I’ve been trying to figure out exactly what’s missing in “Honey, I Shrunk the Kids.” The special effects are all there, nicely in place, and the production values are sound, but the movie is dead in the water. It tells an amazing and preposterous story, and it seems bored by it. It uses the same sorts of visual effects we remember from “The Incredible Shrinking Man,” but it lacks the same sense of fun.
The movie stars Rick Moranis as a suburban father who labors far into the night over a strange invention up in the attic. It’s an “electromagnetic shrinking machine,” which can, and does, reduce four of the neighborhood kids to microscopic size. They’re smaller than ants and get swept up and thrown out with the trash - setting up the central adventure of the movie, in which they try to survive in a backyard that has suddenly turned into a fearsome jungle.
The special effects used for these scenes are inventive and first-rate; we see blades of grass that tower over the tiny kids, a cigarette butt that looks like a glowing slag heap and an ant so big that all four kids can ride on it. Two of the kids hold on for dear life during a crazy flight on the back of a bumble bee, which leaves them covered with pollen the size of softballs. When the sprinkler is turned on, the yard explodes into a treacherous mud swamp, and when a lawn mover gets loose, it sets up a terrifying vortex. And there’s a battle between an ant and another creature (a miniature scorpion, I guess, that reminded me a little of the battle of the monsters in “King Kong”).

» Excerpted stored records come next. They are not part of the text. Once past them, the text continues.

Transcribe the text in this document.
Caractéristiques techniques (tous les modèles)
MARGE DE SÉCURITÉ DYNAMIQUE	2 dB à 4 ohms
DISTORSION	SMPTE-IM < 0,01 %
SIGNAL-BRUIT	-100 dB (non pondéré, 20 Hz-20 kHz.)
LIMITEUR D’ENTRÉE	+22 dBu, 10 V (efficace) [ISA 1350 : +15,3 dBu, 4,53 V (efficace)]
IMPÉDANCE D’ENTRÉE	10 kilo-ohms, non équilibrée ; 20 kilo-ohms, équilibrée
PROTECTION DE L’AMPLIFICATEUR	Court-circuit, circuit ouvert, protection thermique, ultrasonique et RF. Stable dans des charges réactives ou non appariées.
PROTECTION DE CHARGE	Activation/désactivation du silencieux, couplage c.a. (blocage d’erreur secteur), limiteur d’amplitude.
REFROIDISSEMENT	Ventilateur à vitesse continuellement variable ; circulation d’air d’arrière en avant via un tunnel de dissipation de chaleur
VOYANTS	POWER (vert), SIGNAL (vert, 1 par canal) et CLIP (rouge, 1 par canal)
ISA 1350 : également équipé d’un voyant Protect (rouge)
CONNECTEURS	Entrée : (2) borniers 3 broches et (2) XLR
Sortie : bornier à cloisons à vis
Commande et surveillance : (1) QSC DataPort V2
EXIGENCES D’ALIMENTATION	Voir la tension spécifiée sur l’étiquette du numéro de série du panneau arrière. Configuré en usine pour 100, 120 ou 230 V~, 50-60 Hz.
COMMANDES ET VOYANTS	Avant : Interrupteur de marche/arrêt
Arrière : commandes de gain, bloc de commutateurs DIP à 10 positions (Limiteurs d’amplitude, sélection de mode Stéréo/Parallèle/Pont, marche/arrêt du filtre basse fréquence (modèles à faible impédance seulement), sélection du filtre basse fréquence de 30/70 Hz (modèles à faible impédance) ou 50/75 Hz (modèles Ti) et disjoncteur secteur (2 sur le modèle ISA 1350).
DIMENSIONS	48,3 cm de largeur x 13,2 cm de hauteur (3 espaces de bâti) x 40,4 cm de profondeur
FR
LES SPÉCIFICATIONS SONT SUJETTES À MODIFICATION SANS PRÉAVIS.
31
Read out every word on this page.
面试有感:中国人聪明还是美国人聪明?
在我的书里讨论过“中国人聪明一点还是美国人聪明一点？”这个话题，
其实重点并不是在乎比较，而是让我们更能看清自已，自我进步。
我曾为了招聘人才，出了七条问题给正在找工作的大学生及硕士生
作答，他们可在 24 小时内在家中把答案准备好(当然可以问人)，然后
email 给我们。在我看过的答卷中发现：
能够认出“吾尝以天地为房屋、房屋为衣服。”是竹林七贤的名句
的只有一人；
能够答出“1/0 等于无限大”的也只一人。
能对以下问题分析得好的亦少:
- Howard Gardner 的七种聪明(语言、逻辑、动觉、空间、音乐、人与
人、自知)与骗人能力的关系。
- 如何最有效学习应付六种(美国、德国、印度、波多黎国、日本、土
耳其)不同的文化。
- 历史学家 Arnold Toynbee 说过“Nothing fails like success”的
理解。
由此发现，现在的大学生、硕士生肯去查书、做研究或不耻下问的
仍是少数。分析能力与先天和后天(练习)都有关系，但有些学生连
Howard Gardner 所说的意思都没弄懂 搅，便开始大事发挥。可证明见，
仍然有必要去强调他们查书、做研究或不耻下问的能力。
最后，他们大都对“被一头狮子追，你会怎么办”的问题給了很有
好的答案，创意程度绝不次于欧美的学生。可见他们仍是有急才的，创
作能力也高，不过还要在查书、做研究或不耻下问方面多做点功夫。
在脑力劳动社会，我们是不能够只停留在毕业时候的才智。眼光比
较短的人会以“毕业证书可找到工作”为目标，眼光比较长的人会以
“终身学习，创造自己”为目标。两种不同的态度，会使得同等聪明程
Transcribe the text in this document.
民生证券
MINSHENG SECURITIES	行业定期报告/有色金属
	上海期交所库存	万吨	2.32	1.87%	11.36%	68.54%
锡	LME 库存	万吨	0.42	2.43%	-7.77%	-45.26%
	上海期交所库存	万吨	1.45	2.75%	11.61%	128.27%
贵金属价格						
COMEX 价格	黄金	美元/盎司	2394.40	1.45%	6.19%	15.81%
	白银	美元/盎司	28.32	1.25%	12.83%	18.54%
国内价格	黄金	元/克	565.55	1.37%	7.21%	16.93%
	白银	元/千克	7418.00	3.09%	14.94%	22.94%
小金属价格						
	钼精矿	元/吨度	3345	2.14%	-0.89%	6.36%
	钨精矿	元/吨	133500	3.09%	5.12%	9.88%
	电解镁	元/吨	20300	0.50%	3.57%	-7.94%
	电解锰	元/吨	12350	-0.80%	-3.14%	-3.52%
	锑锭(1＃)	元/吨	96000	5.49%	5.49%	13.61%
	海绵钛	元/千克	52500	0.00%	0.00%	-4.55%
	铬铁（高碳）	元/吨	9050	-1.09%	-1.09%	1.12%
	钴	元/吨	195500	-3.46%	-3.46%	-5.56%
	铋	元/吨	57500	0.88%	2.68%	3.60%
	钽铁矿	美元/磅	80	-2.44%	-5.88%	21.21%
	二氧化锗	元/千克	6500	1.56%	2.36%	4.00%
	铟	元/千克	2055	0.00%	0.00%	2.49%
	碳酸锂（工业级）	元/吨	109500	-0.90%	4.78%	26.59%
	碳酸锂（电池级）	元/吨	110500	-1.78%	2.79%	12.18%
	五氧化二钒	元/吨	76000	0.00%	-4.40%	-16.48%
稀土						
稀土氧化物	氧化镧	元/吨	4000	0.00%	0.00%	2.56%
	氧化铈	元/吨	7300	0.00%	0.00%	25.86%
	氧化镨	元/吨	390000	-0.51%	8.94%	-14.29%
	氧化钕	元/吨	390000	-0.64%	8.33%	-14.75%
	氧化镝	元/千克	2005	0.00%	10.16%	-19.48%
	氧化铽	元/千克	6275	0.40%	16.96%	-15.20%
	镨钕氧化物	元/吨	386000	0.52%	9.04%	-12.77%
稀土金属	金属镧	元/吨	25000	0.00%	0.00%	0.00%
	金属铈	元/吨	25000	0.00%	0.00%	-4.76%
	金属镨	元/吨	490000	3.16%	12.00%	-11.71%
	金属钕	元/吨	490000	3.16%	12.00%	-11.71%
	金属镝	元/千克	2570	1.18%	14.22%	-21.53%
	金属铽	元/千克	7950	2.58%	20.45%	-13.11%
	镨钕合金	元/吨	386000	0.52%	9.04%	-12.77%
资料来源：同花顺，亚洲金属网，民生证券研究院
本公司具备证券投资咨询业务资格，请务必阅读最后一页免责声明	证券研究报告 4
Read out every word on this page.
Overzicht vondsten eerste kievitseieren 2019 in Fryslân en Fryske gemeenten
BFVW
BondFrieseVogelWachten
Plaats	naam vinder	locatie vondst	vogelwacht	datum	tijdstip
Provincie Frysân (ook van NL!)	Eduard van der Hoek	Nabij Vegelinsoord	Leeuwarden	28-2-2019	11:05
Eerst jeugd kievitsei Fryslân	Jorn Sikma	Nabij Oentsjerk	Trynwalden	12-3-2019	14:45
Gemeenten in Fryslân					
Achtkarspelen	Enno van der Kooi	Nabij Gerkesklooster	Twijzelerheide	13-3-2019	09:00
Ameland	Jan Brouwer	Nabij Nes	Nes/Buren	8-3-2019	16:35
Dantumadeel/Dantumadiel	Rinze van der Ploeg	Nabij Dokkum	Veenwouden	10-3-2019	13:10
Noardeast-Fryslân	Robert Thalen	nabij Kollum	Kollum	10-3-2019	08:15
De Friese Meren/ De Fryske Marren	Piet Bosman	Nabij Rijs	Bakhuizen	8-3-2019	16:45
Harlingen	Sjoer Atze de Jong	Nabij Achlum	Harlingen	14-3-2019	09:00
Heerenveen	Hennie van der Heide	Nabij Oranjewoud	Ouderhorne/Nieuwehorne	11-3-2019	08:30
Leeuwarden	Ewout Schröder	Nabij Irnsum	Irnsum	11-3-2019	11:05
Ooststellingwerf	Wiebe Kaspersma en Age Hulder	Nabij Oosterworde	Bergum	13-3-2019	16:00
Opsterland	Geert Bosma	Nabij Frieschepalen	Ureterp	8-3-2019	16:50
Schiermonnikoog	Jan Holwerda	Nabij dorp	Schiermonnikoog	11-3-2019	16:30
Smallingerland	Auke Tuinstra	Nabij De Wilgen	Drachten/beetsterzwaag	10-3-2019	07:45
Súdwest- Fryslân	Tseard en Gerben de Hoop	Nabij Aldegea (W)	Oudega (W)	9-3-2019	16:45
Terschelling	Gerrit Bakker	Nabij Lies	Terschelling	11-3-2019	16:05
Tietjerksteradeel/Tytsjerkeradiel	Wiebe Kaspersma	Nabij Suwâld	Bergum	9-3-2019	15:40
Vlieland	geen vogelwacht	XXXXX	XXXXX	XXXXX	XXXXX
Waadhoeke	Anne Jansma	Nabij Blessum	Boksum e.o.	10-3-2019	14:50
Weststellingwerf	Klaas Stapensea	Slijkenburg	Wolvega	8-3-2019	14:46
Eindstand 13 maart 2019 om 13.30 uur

The technical expertise is there. But the story surrounding it is thin, slow and lacking in inspiration. When the four neighborhood children disappear, the parents next door react in a kind of slow-motion daze. Meanwhile, Moranis realizes what has happened and starts searching the backyard, suspending himself in a harness and circling over the grass with a magnifying glass and searchlights. This should have been funny, but it’s not, and we see the same process again and again.